1:30 p.m. Friday, March 3
• The Joseph and Frances Jones Poetker Thinking About Music Lecture Series •
MOURNING AND MANEUVERING: MUSICAL PRACTICE AND THE NEW TRAUMAS OF RECONSTRUCTION
Thomas Kernan, Associate Dean of the Chicago College of Performing Arts and Associate Professor of Music History at Roosevelt University
In recent years American journalists, activists, and scholars have devoted significant attention to identifying, examining, and in many cases removing statues of Confederate Civil War generals from public spaces. One element of the case for statue removal has been that most of these statues never held a close chronological connection to the war; rather, they were the products of twentieth-century segregationists. This is an important point, as it demonstrates the way in which segregationists activated war memory to make overtly racist claims many decades later. However, the argument about the comparatively late arrival of these statues to public squares often obscures our understanding of a different type of commemoration—an aural one—that occurred in these same locales.
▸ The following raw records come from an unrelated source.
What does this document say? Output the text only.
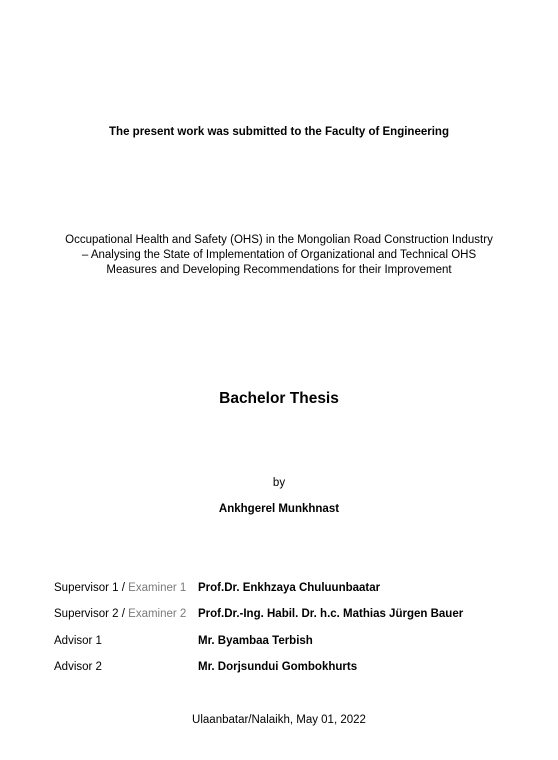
The present work was submitted to the Faculty of Engineering
Occupational Health and Safety (OHS) in the Mongolian Road Construction Industry
– Analysing the State of Implementation of Organizational and Technical OHS
Measures and Developing Recommendations for their Improvement
Bachelor Thesis
by
Ankhgerel Munkhnast
Supervisor 1 / Examiner 1 Prof.Dr. Enkhzaya Chuluunbaatar
Supervisor 2 / Examiner 2 Prof.Dr.-Ing. Habil. Dr. h.c. Mathias Jürgen Bauer
Advisor 1	Mr. Byambaa Terbish
Advisor 2	Mr. Dorjsundui Gombokhurts
Ulaanbatar/Nalaikh, May 01, 2022
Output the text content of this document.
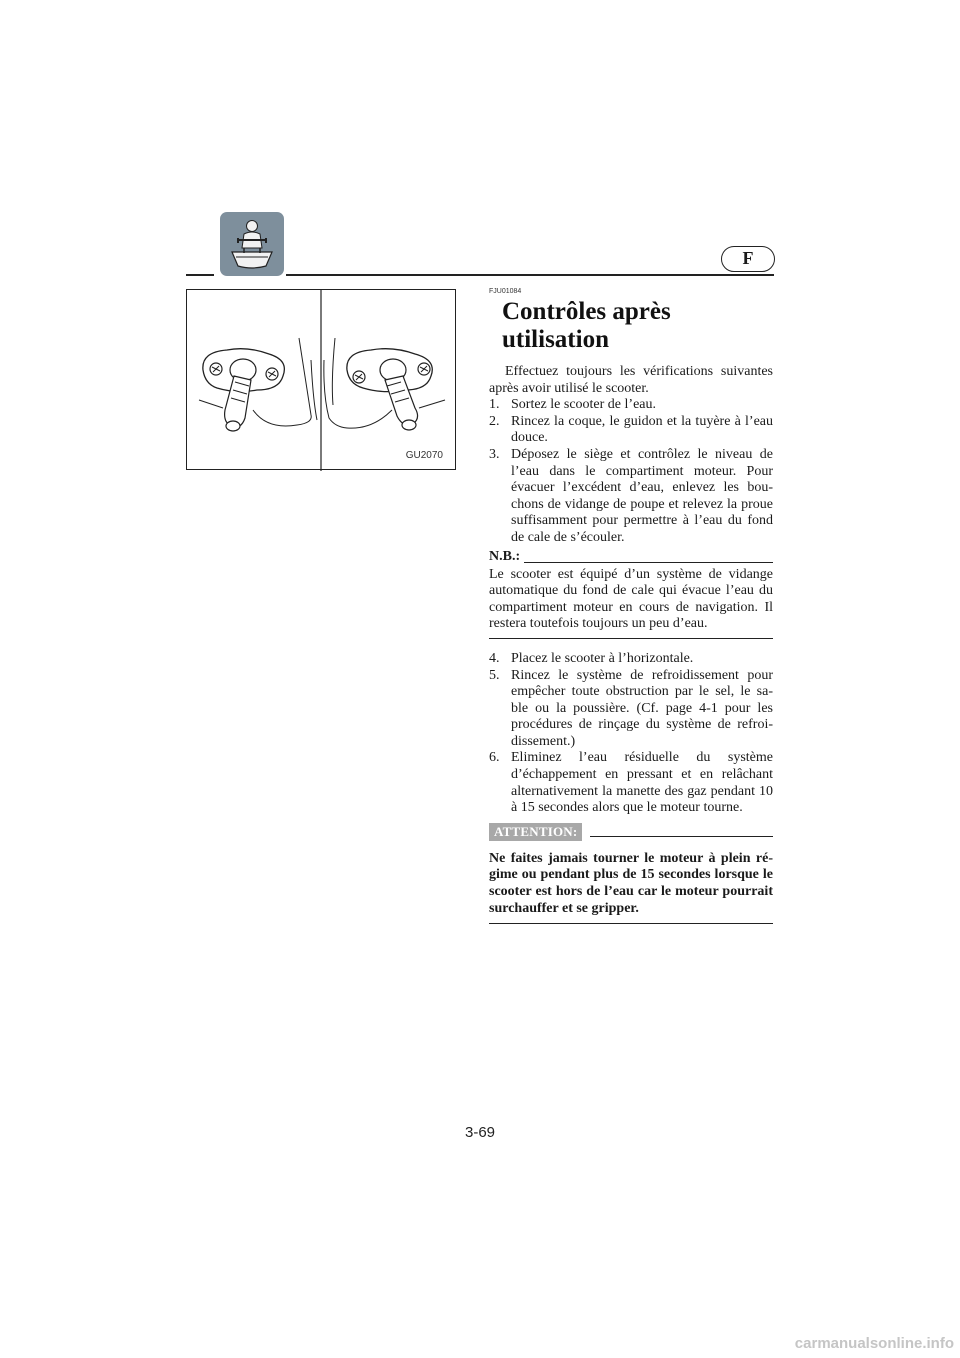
F
GU2070
FJU01084
Contrôles après utilisation

Effectuez toujours les vérifications suivantes après avoir utilisé le scooter.

1. Sortez le scooter de l’eau.
2. Rincez la coque, le guidon et la tuyère à l’eau douce.
3. Déposez le siège et contrôlez le niveau de l’eau dans le compartiment moteur. Pour évacuer l’excédent d’eau, enlevez les bou- chons de vidange de poupe et relevez la proue suffisamment pour permettre à l’eau du fond de cale de s’écouler.
N.B.:
Le scooter est équipé d’un système de vidange automatique du fond de cale qui évacue l’eau du compartiment moteur en cours de navigation. Il restera toutefois toujours un peu d’eau.
4. Placez le scooter à l’horizontale.
5. Rincez le système de refroidissement pour empêcher toute obstruction par le sel, le sa- ble ou la poussière. (Cf. page 4-1 pour les procédures de rinçage du système de refroi- dissement.)
6. Eliminez l’eau résiduelle du système d’échappement en pressant et en relâchant alternativement la manette des gaz pendant 10 à 15 secondes alors que le moteur tourne.
ATTENTION:
Ne faites jamais tourner le moteur à plein ré- gime ou pendant plus de 15 secondes lorsque le scooter est hors de l’eau car le moteur pourrait surchauffer et se gripper.
3-69
carmanualsonline.info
Decades prior to placement of a bronze Robert E. Lee or marble Stonewall Jackson, many American parks, plazas, and boulevards where marked as commemorative spaces hostile to Black life. Musical compositions and performances, perhaps more holistically than other types of sources, allow us to recognize the ways in which spaces that excluded Black Americans during the period of slavery were swiftly reaffirmed as places hostile to Black lives during Reconstruction. To this end, the trauma of having a Confederate monument in a public space in 2022 is connected to a consistent trauma of having had crowds of people singing songs of the segregationist narrative during the crucial interregnum of Reconstruction. While physical monuments were added later, they had musical precursors that are relevant in recognizing the ways in which musical practices predate physical manifestations of Confederate commemoration.